Keywords

1 Introduction

In recent several years, one can observe a growing interest of researchers to analyze and classify functional data (see monographs and survey papers cited in the next section). Clearly, important contributions in this direction are much earlier (see, e.g., [1, 10] for reviews on classifying electrocardiogram (ECG) signals and [3, 7] for electroencephalogram (EEG) signals classification and features selection [4, 5] as well as [2] for the survey on the analysis of electromyography signals).

The renewed interest has its origin in growing possibilities of acquiring large number of samples from new sensors and storing them on cloud databases. An example of this kind is provided at the end of the paper, where curves from accelerometers are classified. Their distinctive feature is that they are repetitive, but in a stochastic sense, i.e., their underlying probability distributions remain the same for each class, although they are unknown. As the result, curves differ more by shape than by amplitudes. Therefore, our aim is to derive descriptors of curves that are based on curves’ derivatives, without having an access to them directly.

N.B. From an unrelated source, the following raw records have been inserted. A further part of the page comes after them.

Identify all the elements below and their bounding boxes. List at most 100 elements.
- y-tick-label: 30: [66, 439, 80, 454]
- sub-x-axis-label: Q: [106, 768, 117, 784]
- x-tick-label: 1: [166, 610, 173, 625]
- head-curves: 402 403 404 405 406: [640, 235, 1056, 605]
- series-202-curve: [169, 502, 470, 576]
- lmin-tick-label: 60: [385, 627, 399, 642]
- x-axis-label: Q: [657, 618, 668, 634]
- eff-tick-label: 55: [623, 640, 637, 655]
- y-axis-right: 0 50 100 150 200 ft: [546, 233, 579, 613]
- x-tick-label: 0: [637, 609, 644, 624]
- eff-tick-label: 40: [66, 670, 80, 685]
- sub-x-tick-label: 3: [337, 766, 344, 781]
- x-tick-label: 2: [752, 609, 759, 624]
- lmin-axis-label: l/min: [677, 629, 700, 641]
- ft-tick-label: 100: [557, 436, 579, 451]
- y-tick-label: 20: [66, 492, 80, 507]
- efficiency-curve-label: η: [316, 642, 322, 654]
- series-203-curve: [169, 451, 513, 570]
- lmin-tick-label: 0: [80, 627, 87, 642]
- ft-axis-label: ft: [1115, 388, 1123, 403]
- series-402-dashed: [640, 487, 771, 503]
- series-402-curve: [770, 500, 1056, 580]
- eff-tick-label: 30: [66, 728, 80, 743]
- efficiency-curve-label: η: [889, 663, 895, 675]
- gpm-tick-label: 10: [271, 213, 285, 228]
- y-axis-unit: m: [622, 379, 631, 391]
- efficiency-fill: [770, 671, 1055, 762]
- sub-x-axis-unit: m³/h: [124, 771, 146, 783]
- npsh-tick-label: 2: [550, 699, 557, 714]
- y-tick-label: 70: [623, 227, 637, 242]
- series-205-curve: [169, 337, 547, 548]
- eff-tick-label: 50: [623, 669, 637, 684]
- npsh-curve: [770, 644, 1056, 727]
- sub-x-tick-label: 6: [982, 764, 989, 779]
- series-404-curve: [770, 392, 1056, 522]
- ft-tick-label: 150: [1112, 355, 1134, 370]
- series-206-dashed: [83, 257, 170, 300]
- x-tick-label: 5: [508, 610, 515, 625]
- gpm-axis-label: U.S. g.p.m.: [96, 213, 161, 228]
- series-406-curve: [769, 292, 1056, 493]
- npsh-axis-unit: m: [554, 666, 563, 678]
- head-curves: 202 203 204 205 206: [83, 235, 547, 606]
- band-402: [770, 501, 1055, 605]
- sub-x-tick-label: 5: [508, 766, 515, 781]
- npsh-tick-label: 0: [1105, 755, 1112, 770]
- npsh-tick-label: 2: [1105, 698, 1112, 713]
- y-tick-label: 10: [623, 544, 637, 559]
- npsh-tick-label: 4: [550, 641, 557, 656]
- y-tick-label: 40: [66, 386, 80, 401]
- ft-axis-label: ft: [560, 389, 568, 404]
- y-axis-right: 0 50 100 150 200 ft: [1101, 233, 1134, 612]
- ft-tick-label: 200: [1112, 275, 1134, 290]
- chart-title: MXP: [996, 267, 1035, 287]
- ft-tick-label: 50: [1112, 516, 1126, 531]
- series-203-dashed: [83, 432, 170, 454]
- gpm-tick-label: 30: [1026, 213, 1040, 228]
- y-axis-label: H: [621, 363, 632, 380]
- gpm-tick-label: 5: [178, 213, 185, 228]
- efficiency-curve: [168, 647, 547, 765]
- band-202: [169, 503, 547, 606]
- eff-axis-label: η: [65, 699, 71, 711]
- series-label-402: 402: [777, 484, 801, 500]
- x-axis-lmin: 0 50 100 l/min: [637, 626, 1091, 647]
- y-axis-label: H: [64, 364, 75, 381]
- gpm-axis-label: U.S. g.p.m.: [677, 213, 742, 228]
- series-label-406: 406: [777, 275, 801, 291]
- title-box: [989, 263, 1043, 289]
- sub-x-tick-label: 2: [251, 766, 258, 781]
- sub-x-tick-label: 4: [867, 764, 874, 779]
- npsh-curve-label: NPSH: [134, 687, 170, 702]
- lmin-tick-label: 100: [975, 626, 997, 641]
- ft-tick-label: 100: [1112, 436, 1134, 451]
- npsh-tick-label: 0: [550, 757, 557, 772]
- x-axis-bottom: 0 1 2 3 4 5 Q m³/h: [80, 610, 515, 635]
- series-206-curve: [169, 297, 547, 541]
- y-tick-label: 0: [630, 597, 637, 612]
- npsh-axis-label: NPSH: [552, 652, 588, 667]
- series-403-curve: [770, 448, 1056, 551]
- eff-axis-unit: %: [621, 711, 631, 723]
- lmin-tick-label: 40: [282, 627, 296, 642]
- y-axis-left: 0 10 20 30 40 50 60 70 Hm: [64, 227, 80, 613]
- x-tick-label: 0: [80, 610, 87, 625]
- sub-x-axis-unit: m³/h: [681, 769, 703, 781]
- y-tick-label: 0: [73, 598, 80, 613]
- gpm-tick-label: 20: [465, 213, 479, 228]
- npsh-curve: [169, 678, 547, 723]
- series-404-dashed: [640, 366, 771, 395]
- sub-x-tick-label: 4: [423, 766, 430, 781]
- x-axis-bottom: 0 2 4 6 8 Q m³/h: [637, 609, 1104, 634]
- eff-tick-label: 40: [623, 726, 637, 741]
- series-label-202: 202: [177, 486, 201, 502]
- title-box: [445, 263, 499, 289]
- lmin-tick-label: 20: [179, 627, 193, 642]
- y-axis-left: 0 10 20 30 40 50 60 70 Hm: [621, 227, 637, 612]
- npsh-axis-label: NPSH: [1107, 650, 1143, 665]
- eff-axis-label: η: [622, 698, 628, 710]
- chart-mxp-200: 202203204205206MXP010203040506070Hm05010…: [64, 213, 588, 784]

The paper is organized as follows. In the next section, we justify using curve descriptors that are based on moments of its derivative instead of the curve itself. The main result of this section is the derivation of a relationship between these two kinds of moments. This relationship is crucial for Sect. 3 to construct an algorithm for learning the derivative descriptor, without having access to samples of the derivative curve. In Sect. 3 also an interplay between learning these descriptors and learning a classifier is described. Finally, in Sect. 4, the extensive results of testing the proposed approach on an augmented real data are summarized. They aimed to investigate an influence of a classifier on possible improvements of the classification accuracy.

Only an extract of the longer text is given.